What's happening here?


> +
> +int generic_file_revoke(struct file *file)
> +{
> +	int err;
> +
> +	/*
> +	 * Flush pending writes.
> +	 */
> +	err = do_fsync(file, 1);
> +	if (err)
> +		goto out;
> +
> +	/*
> +	 * Make pending reads fail.
> +	 */
> +	err = invalidate_inode_pages2(file->f_mapping);
> +
> +  out:
> +	return err;
> +}
> +
> +EXPORT_SYMBOL(generic_file_revoke);

do_fsync() is seriously suboptimal - it will run an ext3 commit. 
do_sync_file_range(...,
SYNC_FILE_RANGE_WAIT_BEFORE|SYNC_FILE_RANGE_WRITE|SYNC_FILE_RANGE_WAIT_AFTER)
will run maybe five times quicker.

But otoh, do_sync_file_range() will fail to write back the pages for a
data=journal ext3 file, I expect (oops).


Why is this code using invalidate_inode_pages2()?  That function keeps on
breaking, has ill-defined semantics and will probably change in the future.

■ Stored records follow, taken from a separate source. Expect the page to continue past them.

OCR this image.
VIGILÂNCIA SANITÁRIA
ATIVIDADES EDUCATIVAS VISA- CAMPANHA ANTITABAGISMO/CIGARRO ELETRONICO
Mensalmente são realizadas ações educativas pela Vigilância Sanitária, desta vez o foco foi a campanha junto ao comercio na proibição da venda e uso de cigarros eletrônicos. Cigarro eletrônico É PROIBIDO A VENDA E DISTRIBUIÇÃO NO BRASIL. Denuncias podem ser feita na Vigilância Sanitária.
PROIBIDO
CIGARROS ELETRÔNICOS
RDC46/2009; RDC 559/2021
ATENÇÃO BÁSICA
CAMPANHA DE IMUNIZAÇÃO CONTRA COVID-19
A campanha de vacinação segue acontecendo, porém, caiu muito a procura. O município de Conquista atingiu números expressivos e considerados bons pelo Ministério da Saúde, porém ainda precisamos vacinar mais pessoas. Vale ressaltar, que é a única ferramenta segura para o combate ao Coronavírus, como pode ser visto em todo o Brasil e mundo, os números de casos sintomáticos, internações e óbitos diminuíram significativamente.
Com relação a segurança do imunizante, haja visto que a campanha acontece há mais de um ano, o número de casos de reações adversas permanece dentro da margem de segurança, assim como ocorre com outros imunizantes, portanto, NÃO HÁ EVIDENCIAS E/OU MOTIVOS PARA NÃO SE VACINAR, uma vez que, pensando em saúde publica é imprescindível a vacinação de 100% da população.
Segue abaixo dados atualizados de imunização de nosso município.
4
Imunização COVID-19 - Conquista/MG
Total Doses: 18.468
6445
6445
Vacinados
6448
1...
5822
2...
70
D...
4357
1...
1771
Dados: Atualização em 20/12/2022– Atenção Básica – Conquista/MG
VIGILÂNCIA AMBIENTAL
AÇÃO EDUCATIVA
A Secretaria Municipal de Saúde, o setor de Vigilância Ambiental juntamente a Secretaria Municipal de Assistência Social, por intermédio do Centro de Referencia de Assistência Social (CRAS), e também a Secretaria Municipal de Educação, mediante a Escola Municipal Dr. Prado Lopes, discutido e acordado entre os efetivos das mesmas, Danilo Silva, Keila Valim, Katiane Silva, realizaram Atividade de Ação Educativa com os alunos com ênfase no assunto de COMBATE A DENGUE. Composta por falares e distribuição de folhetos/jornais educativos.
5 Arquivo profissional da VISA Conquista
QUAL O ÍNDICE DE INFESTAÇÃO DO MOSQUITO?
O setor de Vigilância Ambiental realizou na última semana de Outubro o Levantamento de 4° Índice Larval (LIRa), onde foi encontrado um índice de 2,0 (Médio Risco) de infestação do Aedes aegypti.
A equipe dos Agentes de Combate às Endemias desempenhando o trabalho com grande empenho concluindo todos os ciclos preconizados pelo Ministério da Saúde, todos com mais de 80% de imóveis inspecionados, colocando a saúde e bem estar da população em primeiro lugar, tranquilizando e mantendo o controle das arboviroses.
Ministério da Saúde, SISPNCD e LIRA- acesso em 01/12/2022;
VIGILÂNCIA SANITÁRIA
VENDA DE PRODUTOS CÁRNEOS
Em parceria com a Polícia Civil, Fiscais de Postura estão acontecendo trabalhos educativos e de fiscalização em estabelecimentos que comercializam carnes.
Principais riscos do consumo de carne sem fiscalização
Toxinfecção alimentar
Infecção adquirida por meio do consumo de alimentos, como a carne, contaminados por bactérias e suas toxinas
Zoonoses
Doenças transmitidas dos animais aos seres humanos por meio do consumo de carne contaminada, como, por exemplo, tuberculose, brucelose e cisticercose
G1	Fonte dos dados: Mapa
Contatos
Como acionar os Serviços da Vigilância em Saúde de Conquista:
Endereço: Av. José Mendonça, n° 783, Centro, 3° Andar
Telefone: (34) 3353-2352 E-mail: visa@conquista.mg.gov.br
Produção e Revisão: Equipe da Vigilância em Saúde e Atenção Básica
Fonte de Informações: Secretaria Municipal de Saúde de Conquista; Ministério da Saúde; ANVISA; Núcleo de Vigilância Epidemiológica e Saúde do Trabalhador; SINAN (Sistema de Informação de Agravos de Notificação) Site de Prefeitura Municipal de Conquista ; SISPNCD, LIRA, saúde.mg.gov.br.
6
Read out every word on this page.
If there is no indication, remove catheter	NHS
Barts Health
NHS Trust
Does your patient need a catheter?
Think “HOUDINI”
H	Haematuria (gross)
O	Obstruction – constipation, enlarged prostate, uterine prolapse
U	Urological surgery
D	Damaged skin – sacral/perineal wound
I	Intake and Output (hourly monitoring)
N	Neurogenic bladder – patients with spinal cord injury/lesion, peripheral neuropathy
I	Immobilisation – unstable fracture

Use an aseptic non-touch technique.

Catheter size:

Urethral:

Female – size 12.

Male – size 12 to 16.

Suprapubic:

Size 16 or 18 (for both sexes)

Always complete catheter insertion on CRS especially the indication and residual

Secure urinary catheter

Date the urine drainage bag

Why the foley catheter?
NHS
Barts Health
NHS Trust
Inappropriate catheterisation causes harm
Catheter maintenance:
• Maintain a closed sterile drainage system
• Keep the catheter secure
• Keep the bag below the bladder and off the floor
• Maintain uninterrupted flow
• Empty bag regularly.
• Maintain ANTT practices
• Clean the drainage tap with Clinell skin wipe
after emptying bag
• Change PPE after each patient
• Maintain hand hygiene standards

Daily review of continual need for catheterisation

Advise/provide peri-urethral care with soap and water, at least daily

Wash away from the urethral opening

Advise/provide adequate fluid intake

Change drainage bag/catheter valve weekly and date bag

Exactly what semantics are you looking for here, and why?

The blank line before the EXPORT_SYMBOL() is a waste of space.

> +/*
> + *	Filesystem for revoked files.
> + */
> +
> +static struct inode *revokefs_alloc_inode(struct super_block *sb)
> +{
> +	struct revokefs_inode_info *info;
> +
> +	info = kmem_cache_alloc(revokefs_inode_cache, GFP_NOFS);
> +	if (!info)
> +		return NULL;
> +
> +	return &info->vfs_inode;
> +}

Why GFP_NOFS?

> ===================================================================
> --- /dev/null	1970-01-01 00:00:00.000000000 +0000
> +++ uml-2.6/include/linux/revoked_fs_i.h	2007-03-11 13:09:20.000000000 +0200
> @@ -0,0 +1,20 @@
> +#ifndef _LINUX_REVOKED_FS_I_H
> +#define _LINUX_REVOKED_FS_I_H
> +
> +#define REVOKEFS_MAGIC 0x5245564B      /* REVK */

This is supposed to go into magic.h.